Sure I’ve touched on this before, but hey! When you’re enjoying yourself, what’s the problem with going back again?
Ice skating. I may or may not have mentioned my foray back on to the ice a few months back. Ended in tears. Not mine, I hasten to add: the boy was fine for most of the session, including the bits where he fell over, until toward the end when he fell and hit himself quite hard.
That, I think, was a hit too far and he is now adamant he doesn’t skate. Shame!
I, on the other hand .. . well, I said today that I wasn’t doing badly for 50-something and twenty years since I was last on a rink.
I fibbed. I have been on a rink about twice in the last twenty years. Once, when the boy had his unfortunate experience – and once, the best part of 8 years back, at a rink somewhere in Essex. Chelmsford? Colchester? It doesn’t much matter.

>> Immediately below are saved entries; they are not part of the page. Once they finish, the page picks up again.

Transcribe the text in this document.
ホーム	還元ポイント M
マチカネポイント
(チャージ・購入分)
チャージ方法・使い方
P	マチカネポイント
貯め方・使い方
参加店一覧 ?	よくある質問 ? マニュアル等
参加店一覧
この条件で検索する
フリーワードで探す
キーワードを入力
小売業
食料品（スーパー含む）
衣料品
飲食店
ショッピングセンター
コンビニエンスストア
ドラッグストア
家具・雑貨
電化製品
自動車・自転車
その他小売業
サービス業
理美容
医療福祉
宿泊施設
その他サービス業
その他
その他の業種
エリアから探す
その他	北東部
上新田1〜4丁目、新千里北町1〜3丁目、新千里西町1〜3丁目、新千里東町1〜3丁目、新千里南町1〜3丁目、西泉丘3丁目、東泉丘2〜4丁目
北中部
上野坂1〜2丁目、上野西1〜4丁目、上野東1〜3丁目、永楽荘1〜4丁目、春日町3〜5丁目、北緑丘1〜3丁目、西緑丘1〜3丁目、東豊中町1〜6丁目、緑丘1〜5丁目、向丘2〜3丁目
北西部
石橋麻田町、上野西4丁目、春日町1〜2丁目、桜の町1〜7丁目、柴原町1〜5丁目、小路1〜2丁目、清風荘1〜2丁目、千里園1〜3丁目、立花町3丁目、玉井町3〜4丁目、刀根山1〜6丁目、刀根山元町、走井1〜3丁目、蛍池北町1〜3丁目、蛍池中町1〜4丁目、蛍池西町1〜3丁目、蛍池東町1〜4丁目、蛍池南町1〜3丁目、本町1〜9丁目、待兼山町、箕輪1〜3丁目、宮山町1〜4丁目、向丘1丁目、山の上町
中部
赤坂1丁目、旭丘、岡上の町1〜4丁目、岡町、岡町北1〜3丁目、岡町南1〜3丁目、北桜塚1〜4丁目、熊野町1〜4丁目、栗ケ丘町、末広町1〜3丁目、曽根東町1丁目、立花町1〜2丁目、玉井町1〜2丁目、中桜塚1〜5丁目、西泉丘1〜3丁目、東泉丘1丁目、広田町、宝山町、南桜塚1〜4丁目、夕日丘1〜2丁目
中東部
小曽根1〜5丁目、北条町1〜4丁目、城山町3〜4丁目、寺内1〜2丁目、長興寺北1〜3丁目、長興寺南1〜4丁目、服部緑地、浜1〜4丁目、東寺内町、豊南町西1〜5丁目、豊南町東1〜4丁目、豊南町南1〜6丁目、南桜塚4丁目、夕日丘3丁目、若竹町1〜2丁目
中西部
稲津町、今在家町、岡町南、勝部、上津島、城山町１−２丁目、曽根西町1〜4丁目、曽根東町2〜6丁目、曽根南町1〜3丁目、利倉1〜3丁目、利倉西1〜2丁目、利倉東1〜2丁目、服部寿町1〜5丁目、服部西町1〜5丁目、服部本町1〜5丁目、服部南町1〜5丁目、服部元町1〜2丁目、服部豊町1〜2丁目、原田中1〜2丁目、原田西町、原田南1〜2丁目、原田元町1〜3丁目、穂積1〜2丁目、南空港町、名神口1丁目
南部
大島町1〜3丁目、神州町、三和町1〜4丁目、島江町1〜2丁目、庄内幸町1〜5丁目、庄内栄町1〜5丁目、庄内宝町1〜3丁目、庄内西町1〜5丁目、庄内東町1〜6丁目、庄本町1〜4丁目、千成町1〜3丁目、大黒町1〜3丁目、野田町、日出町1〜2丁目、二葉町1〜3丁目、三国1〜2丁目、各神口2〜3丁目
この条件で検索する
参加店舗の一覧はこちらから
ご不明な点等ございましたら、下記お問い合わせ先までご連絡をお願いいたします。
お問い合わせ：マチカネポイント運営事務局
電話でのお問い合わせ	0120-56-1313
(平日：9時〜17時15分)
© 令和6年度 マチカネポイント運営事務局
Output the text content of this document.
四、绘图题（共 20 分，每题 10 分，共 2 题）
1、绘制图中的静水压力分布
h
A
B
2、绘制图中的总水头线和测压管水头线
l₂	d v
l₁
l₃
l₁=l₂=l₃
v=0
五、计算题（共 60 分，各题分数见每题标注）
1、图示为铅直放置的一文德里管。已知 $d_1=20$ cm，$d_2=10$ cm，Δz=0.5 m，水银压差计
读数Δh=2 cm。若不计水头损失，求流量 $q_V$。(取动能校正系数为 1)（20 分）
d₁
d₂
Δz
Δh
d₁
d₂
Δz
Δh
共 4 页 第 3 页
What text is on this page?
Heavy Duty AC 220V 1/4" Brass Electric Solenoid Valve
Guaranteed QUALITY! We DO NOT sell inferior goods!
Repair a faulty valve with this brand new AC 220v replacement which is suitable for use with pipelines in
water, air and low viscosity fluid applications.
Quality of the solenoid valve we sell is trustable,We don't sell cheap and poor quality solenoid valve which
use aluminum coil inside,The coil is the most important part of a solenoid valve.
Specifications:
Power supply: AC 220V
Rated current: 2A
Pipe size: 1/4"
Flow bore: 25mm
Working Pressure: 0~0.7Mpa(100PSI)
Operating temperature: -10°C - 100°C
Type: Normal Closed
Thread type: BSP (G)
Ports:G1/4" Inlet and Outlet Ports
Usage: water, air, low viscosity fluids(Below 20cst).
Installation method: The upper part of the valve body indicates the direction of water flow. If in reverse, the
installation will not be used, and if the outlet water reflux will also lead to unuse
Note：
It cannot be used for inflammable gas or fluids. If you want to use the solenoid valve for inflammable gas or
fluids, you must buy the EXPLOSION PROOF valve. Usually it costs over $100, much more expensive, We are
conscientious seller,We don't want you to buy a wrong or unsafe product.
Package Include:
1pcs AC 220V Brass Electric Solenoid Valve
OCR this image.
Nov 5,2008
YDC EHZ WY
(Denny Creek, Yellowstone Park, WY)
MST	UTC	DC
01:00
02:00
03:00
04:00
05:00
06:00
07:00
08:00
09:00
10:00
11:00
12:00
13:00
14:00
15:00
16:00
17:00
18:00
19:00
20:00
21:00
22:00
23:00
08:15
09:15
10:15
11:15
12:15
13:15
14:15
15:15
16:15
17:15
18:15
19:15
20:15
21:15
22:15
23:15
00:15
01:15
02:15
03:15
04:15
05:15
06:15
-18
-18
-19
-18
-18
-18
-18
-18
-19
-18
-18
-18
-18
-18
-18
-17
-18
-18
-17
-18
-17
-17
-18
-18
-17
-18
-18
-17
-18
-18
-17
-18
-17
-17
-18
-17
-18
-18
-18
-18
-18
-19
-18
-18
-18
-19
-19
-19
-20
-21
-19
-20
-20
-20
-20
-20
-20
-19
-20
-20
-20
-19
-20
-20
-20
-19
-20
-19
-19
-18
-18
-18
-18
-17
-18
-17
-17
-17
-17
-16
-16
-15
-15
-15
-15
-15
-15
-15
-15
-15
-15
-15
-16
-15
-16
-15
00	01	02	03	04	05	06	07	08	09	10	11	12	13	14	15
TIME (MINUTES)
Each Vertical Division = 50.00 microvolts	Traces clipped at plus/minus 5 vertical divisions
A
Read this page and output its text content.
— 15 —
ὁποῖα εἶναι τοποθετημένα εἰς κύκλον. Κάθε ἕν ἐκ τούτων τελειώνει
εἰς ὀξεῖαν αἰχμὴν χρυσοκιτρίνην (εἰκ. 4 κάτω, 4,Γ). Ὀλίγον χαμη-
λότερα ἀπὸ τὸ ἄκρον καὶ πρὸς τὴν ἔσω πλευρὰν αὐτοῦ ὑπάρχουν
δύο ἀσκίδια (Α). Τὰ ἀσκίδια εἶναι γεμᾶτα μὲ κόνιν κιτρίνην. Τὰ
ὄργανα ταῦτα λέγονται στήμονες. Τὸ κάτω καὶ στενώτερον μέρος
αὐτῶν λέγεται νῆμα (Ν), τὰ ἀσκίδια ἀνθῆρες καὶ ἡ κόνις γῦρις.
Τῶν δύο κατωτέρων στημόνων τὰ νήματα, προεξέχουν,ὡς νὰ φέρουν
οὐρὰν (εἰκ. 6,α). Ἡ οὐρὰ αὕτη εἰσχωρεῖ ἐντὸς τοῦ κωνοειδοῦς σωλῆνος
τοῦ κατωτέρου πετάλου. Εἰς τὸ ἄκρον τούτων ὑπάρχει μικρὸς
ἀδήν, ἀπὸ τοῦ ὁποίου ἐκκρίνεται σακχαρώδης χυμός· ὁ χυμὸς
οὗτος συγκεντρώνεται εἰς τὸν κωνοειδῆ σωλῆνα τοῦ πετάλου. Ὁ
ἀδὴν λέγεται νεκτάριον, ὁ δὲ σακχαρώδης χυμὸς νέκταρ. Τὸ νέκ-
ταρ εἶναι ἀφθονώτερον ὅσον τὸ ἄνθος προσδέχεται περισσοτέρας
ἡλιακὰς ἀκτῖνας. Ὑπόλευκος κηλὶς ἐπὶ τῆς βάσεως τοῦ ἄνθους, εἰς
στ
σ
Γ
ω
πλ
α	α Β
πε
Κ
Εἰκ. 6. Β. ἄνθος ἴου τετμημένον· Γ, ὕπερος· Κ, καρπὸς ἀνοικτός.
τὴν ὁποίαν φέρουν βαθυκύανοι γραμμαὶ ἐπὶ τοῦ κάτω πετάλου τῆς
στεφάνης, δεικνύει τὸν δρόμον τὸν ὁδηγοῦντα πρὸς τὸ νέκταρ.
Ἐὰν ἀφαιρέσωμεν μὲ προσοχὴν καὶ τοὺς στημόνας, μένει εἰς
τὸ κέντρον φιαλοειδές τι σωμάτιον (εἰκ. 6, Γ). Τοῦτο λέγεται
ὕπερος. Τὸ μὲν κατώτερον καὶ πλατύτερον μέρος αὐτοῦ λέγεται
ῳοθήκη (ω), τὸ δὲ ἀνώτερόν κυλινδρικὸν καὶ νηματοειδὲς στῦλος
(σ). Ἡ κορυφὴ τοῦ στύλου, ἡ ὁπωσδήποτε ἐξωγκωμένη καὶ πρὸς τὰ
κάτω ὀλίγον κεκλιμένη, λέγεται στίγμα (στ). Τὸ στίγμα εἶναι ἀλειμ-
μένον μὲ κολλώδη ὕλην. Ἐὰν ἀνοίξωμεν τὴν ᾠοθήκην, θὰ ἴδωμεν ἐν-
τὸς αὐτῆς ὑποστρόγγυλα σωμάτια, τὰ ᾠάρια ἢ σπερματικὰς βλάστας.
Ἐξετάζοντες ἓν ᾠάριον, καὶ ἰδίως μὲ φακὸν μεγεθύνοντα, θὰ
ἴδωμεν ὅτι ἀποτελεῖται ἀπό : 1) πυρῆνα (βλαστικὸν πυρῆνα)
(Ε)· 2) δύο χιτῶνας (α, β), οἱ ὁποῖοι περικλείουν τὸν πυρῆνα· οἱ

The Essex experience was not good. At that time it was over ten years since I had last skated and whilst I wasn’t bad, I managed to fall quite badly myself. Result: any attempt to prove to the rest of the family that I knew what I was about was badly dented, along with my knee.
But the few months back, and today, were both magical. Years dropped off and even if I was not back to the pace I had when I was a twenty-something speed skater, I was still pretty impressive.
So why the problem in Essex? I suppose I can’t put the blame entirely on the county. I wonder now if it didn’t have something to do with how overweight I was.
Today I am probably much closer to my twenty-something weight. Even to my teenage weight. So my balance is good. Everything feels good and right. Pretty confident, too.
No hassles at the rink (I had wondered, briefly, whether I might get some, skating being ever so slightly “below the salt” as activities go). But no. A couple of younger children did the staring thing. Their parents were pretty good – and one of the rink stewards was ever so sweet, keeping an eye on the time for me, because there was no clock visible and I don’t wear a watch.
Down side? Think this is the first time I’ve gone into the Ladies and its smelt as bad as I remember the Gents smelling. On the other hand, I didn’t try the Gents, so possibly that facility would have been even worse!
Otherwise, whenever I get back on the ice its like dreaming.. . the glide, the glamour, the speed. Today, clothes tart that I am, there was the lovely feel of my loose top and scarf just starting to trail out ever so slightly as I came out of corners. I was looking good, feeling good, enjoying myself.
Anytime, folks: if anyone would like a trip out on the ice, just let me know.
And meanwhile, I had an ever-so-slightly wicked thought. I’m not as young as I was, not as fast. But I wonder if I’m still of a standard to join their ice hockey team. Their Ladies’ Team! Yay!
Very tempting, if they’d have me. I assume that I now qualify for that side of the fence, and wouldn’t be forced back into the male league (would need to check that out). But it’s a wicked thought however it plays: because of course, given the lower league jealousies, I can imagine all the howls of protest if I turn out to be of any ability still and did play for a League Team.
Not, I think transphobia: just the typical lower league jostling for position and annoyance that I would supposedly have the muscle of a bloke but be playing on the Women’s side. One I think for post-op and as and when I’ve recovered my strength.. . too, for when my boobs are a bit less sensitive: cause being body blocked the way I feel now just doesn’t bear thinking about.